Sul palco Rossi è accompagnato dagli Anciens Prodiges, tre musicisti bardati in modo altamente improbabile, però “pronti a esibirsi ai matrimoni e ai battesimi, così come durante riunioni condominiali ad alta tenzione, per serenate d’insulti e persino per ninne nanne insurrezionali”. L’applauso finale si trasforma in una standing ovation: il pubblico sa che “si andrà incontro all’inverno del nostro scontento” (stavolta Paolino scippa dal Riccardo III), ma pare rinfrancato e con una certezza in più. Si può ancora ridere, anche in questi tempi grami. E meglio ancora se lo si fa in maniera intelligente.
Sua moglie Ombretta Colli era appena scesa in campo, schierandosi clamorosamente con la neonata Forza Italia, quando Giorgio Gaber giunse a Lugano col suo nuovo recital. Molti si aspettavano che Il Signor G approfittasse dei siparietti coi quali introduceva musiche e canzoni per commentare quella situazione particolare, per non dire imbarazzante. Invece niente: ci si dovette accontentare dell’ironia involontaria del brano “… e pensare che c’era il pensiero” e delle generiche invettive del suo testo: siamo “in un mare di parole che ci fanno bene e siam contenti. Ma parlan più che altro i deficienti!”. Anni dopo, lo rimproverò il Cabaret della Svizzera italiana: “Cert l’è dificil difent i tò pusizzion, quant la tò dona la vota Berluscon!”

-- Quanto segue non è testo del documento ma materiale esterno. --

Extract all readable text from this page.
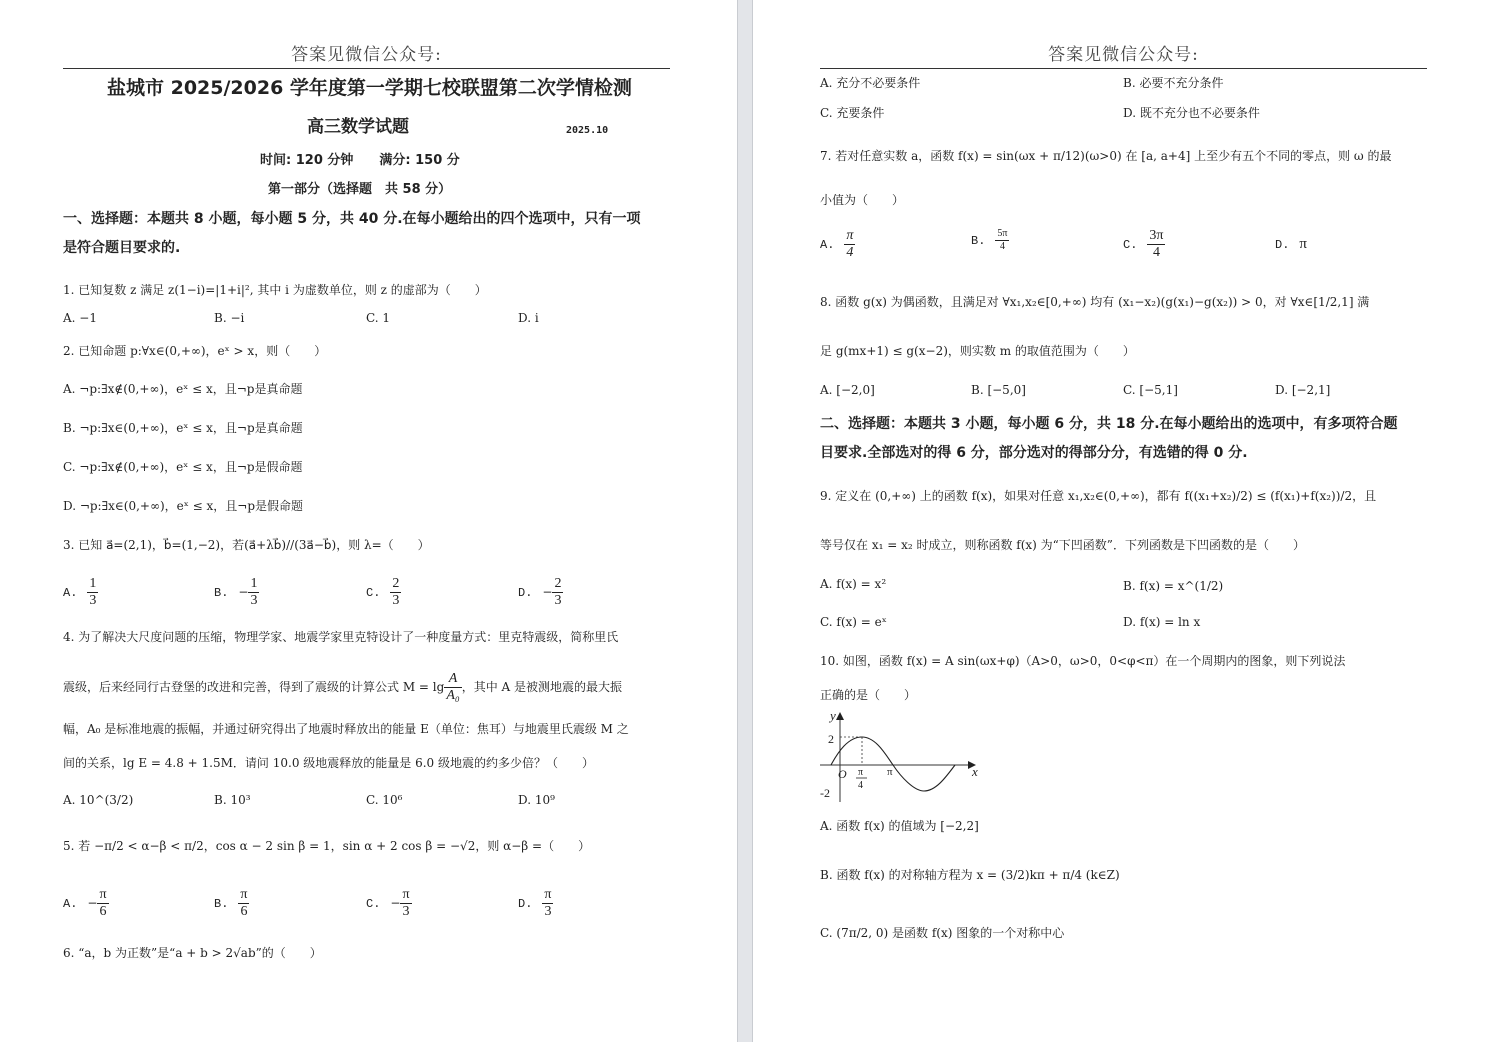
答案见微信公众号:
盐城市 2025/2026 学年度第一学期七校联盟第二次学情检测
高三数学试题	2025.10
时间: 120 分钟　　满分: 150 分
第一部分（选择题　共 58 分）
一、选择题：本题共 8 小题，每小题 5 分，共 40 分.在每小题给出的四个选项中，只有一项
是符合题目要求的.
1. 已知复数 z 满足 z(1−i)=|1+i|², 其中 i 为虚数单位，则 z 的虚部为（　　）
A. −1	B. −i	C. 1	D. i
2. 已知命题 p:∀x∈(0,+∞)，eˣ > x，则（　　）
A. ¬p:∃x∉(0,+∞)，eˣ ≤ x，且¬p是真命题
B. ¬p:∃x∈(0,+∞)，eˣ ≤ x，且¬p是真命题
C. ¬p:∃x∉(0,+∞)，eˣ ≤ x，且¬p是假命题
D. ¬p:∃x∈(0,+∞)，eˣ ≤ x，且¬p是假命题
3. 已知 a⃗=(2,1)，b⃗=(1,−2)，若(a⃗+λb⃗)//(3a⃗−b⃗)，则 λ=（　　）
A. $\frac{1}{3}$	B. − $\frac{1}{3}$	C. $\frac{2}{3}$	D. − $\frac{2}{3}$
4. 为了解决大尺度问题的压缩，物理学家、地震学家里克特设计了一种度量方式：里克特震级，简称里氏
震级，后来经同行古登堡的改进和完善，得到了震级的计算公式 $M = \lg \frac{A}{\text{A₀}}$ ，其中 A 是被测地震的最大振
幅，A₀ 是标准地震的振幅，并通过研究得出了地震时释放出的能量 E（单位：焦耳）与地震里氏震级 M 之
间的关系，lg E = 4.8 + 1.5M．请问 10.0 级地震释放的能量是 6.0 级地震的约多少倍？（　　）
A. 10^(3/2)	B. 10³	C. 10⁶	D. 10⁹
5. 若 −π/2 < α−β < π/2，cos α − 2 sin β = 1，sin α + 2 cos β = −√2，则 α−β =（　　）
A. − $\frac{\pi}{6}$	B. $\frac{\pi}{6}$	C. − $\frac{\pi}{3}$	D. $\frac{\pi}{3}$
6. “a，b 为正数”是“a + b > 2√ab”的（　　）
答案见微信公众号:
A. 充分不必要条件	B. 必要不充分条件
C. 充要条件	D. 既不充分也不必要条件
7. 若对任意实数 a，函数 f(x) = sin(ωx + π/12)(ω>0) 在 [a, a+4] 上至少有五个不同的零点，则 ω 的最
小值为（　　）
A. $\frac{\pi}{4}$	B. $\frac{5\pi}{4}$	C. $\frac{3\pi}{4}$	D. π
8. 函数 g(x) 为偶函数，且满足对 ∀x₁,x₂∈[0,+∞) 均有 (x₁−x₂)(g(x₁)−g(x₂)) > 0，对 ∀x∈[1/2,1] 满
足 g(mx+1) ≤ g(x−2)，则实数 m 的取值范围为（　　）
A. [−2,0]	B. [−5,0]	C. [−5,1]	D. [−2,1]
二、选择题：本题共 3 小题，每小题 6 分，共 18 分.在每小题给出的选项中，有多项符合题
目要求.全部选对的得 6 分，部分选对的得部分分，有选错的得 0 分.
9. 定义在 (0,+∞) 上的函数 f(x)，如果对任意 x₁,x₂∈(0,+∞)，都有 f((x₁+x₂)/2) ≤ (f(x₁)+f(x₂))/2，且
等号仅在 x₁ = x₂ 时成立，则称函数 f(x) 为“下凹函数”．下列函数是下凹函数的是（　　）
A. f(x) = x²	B. f(x) = x^(1/2)
C. f(x) = eˣ	D. f(x) = ln x
10. 如图，函数 f(x) = A sin(ωx+φ)（A>0，ω>0，0<φ<π）在一个周期内的图象，则下列说法
正确的是（　　）
A. 函数 f(x) 的值域为 [−2,2]
B. 函数 f(x) 的对称轴方程为 x = (3/2)kπ + π/4 (k∈Z)
C. (7π/2, 0) 是函数 f(x) 图象的一个对称中心
y
x
2
O
-2
π
4
π
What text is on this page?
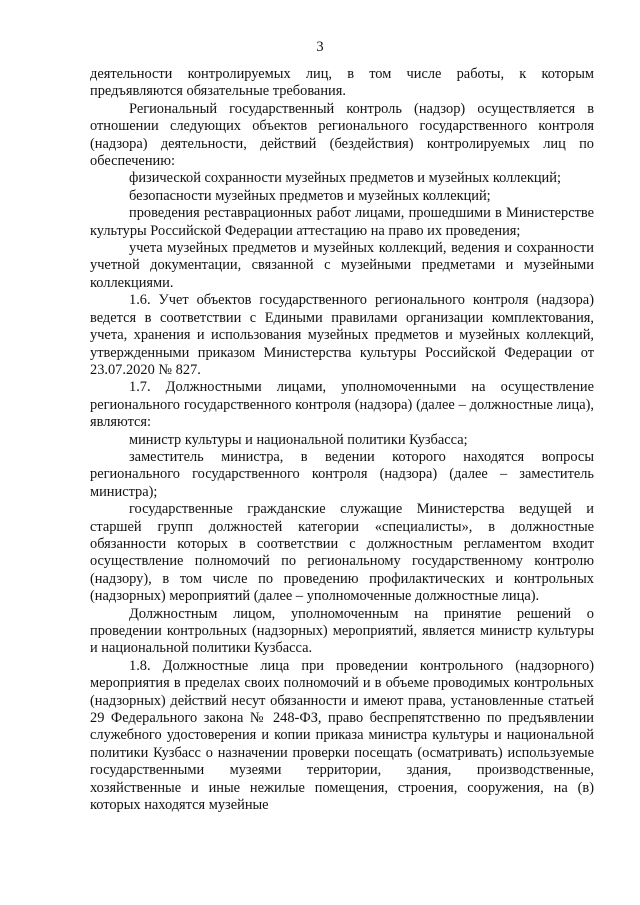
3

деятельности контролируемых лиц, в том числе работы, к которым предъявляются обязательные требования.

Региональный государственный контроль (надзор) осуществляется в отношении следующих объектов регионального государственного контроля (надзора) деятельности, действий (бездействия) контролируемых лиц по обеспечению:

физической сохранности музейных предметов и музейных коллекций;

безопасности музейных предметов и музейных коллекций;

проведения реставрационных работ лицами, прошедшими в Министерстве культуры Российской Федерации аттестацию на право их проведения;

учета музейных предметов и музейных коллекций, ведения и сохранности учетной документации, связанной с музейными предметами и музейными коллекциями.

1.6. Учет объектов государственного регионального контроля (надзора) ведется в соответствии с Едиными правилами организации комплектования, учета, хранения и использования музейных предметов и музейных коллекций, утвержденными приказом Министерства культуры Российской Федерации от 23.07.2020 № 827.

1.7. Должностными лицами, уполномоченными на осуществление регионального государственного контроля (надзора) (далее – должностные лица), являются:

министр культуры и национальной политики Кузбасса;

заместитель министра, в ведении которого находятся вопросы регионального государственного контроля (надзора) (далее – заместитель министра);

государственные гражданские служащие Министерства ведущей и старшей групп должностей категории «специалисты», в должностные обязанности которых в соответствии с должностным регламентом входит осуществление полномочий по региональному государственному контролю (надзору), в том числе по проведению профилактических и контрольных (надзорных) мероприятий (далее – уполномоченные должностные лица).

Должностным лицом, уполномоченным на принятие решений о проведении контрольных (надзорных) мероприятий, является министр культуры и национальной политики Кузбасса.

1.8. Должностные лица при проведении контрольного (надзорного) мероприятия в пределах своих полномочий и в объеме проводимых контрольных (надзорных) действий несут обязанности и имеют права, установленные статьей 29 Федерального закона № 248-ФЗ, право беспрепятственно по предъявлении служебного удостоверения и копии приказа министра культуры и национальной политики Кузбасс о назначении проверки посещать (осматривать) используемые государственными музеями территории, здания, производственные, хозяйственные и иные нежилые помещения, строения, сооружения, на (в) которых находятся музейные
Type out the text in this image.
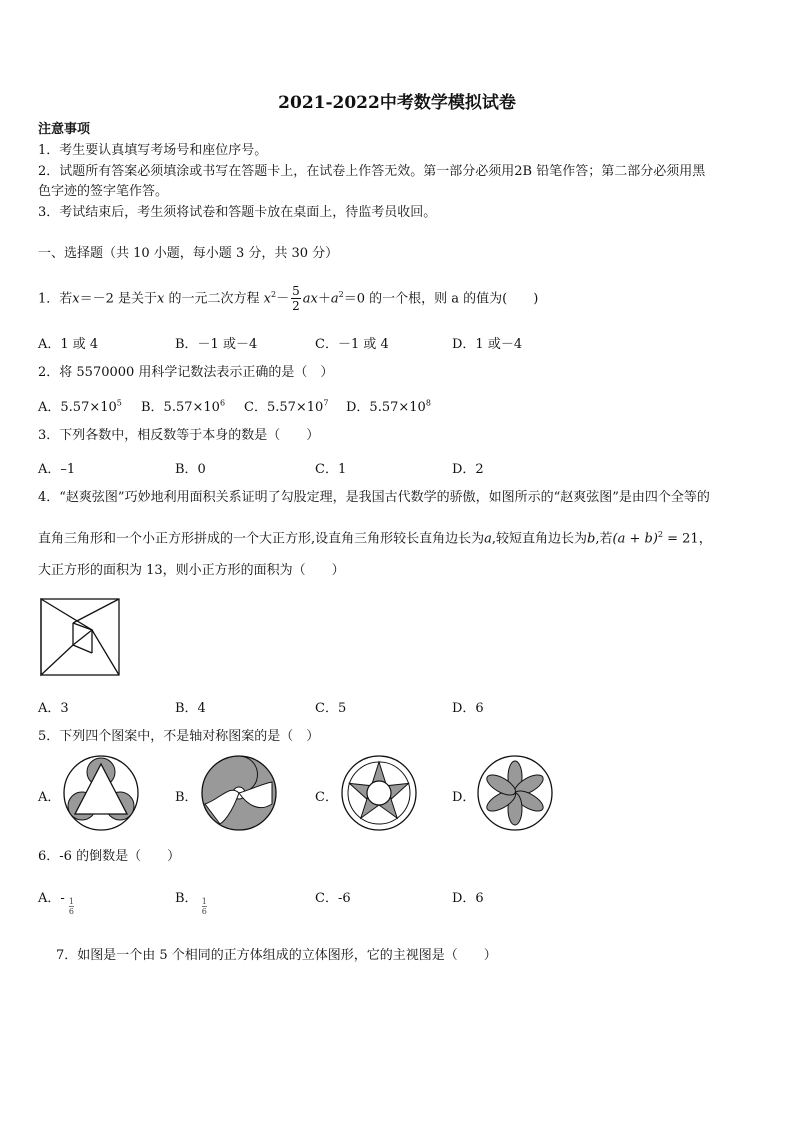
2021-2022中考数学模拟试卷
注意事项
1．考生要认真填写考场号和座位序号。
2．试题所有答案必须填涂或书写在答题卡上，在试卷上作答无效。第一部分必须用2B 铅笔作答；第二部分必须用黑
色字迹的签字笔作答。
3．考试结束后，考生须将试卷和答题卡放在桌面上，待监考员收回。
一、选择题（共 10 小题，每小题 3 分，共 30 分）
1．若x＝－2 是关于x 的一元二次方程 $x^2- \frac{5}{2} ax+a^2=0$ 的一个根，则 a 的值为(　　)
A．1 或 4	B．－1 或－4	C．－1 或 4	D．1 或－4
2．将 5570000 用科学记数法表示正确的是（　）
A．$5.57\times 10^5$ B．$5.57\times 10^6$ C．$5.57\times 10^7$ D．$5.57\times 10^8$
3．下列各数中，相反数等于本身的数是（　　）
A．–1	B．0	C．1	D．2
4．“赵爽弦图”巧妙地利用面积关系证明了勾股定理，是我国古代数学的骄傲，如图所示的“赵爽弦图”是由四个全等的
直角三角形和一个小正方形拼成的一个大正方形,设直角三角形较长直角边长为a,较短直角边长为b,若$(a + b)^2 = 21$，
大正方形的面积为 13，则小正方形的面积为（　　）
A．3	B．4	C．5	D．6
5．下列四个图案中，不是轴对称图案的是（　）
A．	B．	C．	D．
6．-6 的倒数是（　　）
A．- $\frac{1}{6}$	B． $\frac{1}{6}$	C．-6	D．6
7．如图是一个由 5 个相同的正方体组成的立体图形，它的主视图是（　　）
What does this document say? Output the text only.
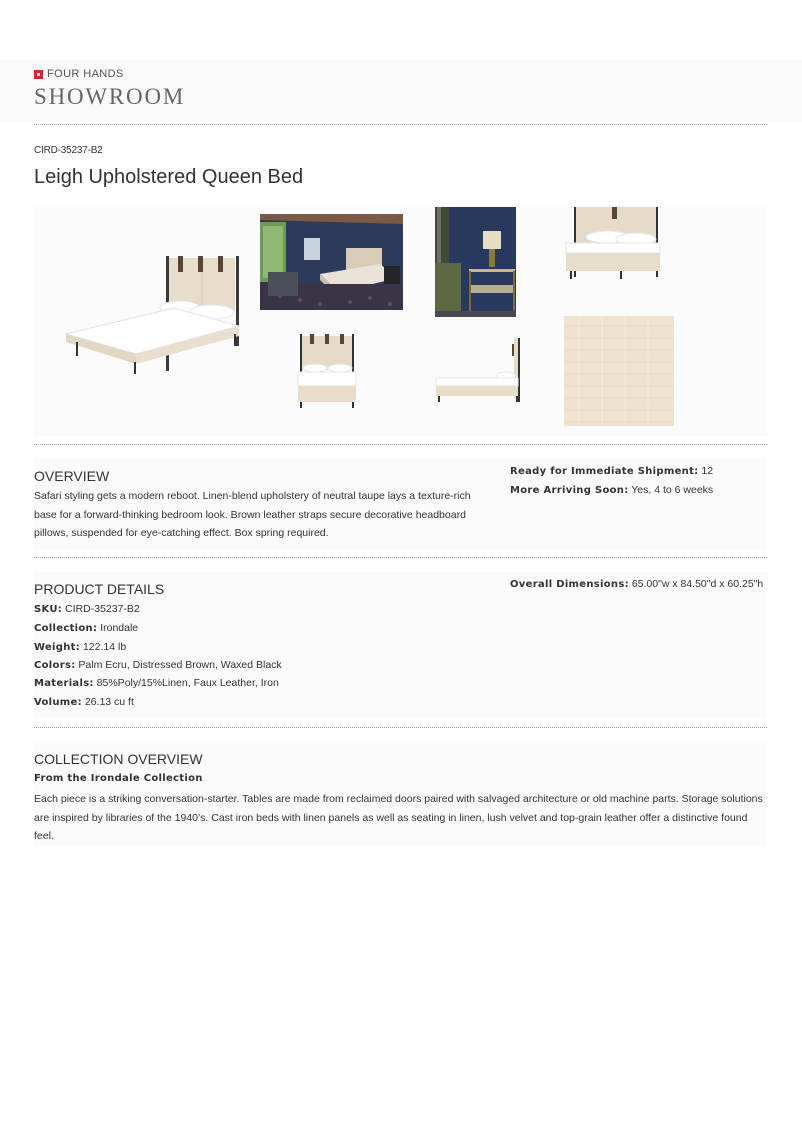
FOUR HANDS
SHOWROOM
CIRD-35237-B2
Leigh Upholstered Queen Bed
OVERVIEW
Safari styling gets a modern reboot. Linen-blend upholstery of neutral taupe lays a texture-rich base for a forward-thinking bedroom look. Brown leather straps secure decorative headboard pillows, suspended for eye-catching effect. Box spring required.
Ready for Immediate Shipment: 12
More Arriving Soon: Yes, 4 to 6 weeks
PRODUCT DETAILS
SKU: CIRD-35237-B2
Collection: Irondale
Weight: 122.14 lb
Colors: Palm Ecru, Distressed Brown, Waxed Black
Materials: 85%Poly/15%Linen, Faux Leather, Iron
Volume: 26.13 cu ft
Overall Dimensions: 65.00"w x 84.50"d x 60.25"h
COLLECTION OVERVIEW
From the Irondale Collection
Each piece is a striking conversation-starter. Tables are made from reclaimed doors paired with salvaged architecture or old machine parts. Storage solutions are inspired by libraries of the 1940’s. Cast iron beds with linen panels as well as seating in linen, lush velvet and top-grain leather offer a distinctive found feel.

Da quel ricordo nasce un paragone forse azzardato, però di fronte a un evento così eclatante e certo più tragico come la pandemia, va sottolineato come Paolo Rossi abbia invece reagito, eccome! Non solo è stato il primo, dopo il lockdown, a ri/convocare il pubblico in un vero Teatro, nel giugno scorso a Bolzano. In 'Pane e libertà' ha poi inserito alcune frecciate contro il nuovo decreto che ri/chiude cinema e teatri, sebbene sia acclarato che da lì non sia mai partito nessun focolaio di contagio. “Non fanno più come Göring: di fronte alla parola cultura, questi metton mano ai consigli d’amministrazione. E per loro è facile chiudere i teatri, tanto non ci sono mai entrati!”. Prima della dichiarazione finale (“Non so se s’è capito, ma io sto con tutti i lavoratori dello spettacolo”), l’invettiva più forte la prende in prestito dall’Enrico V shakespeariano: “Se non possiamo raccontare, chi ricorderà? Se non possiamo cantar ballate, che guerra sarà?”. Aggiungendo poi di suo “La memoria si nasconderà tra le chiappe della Storia!”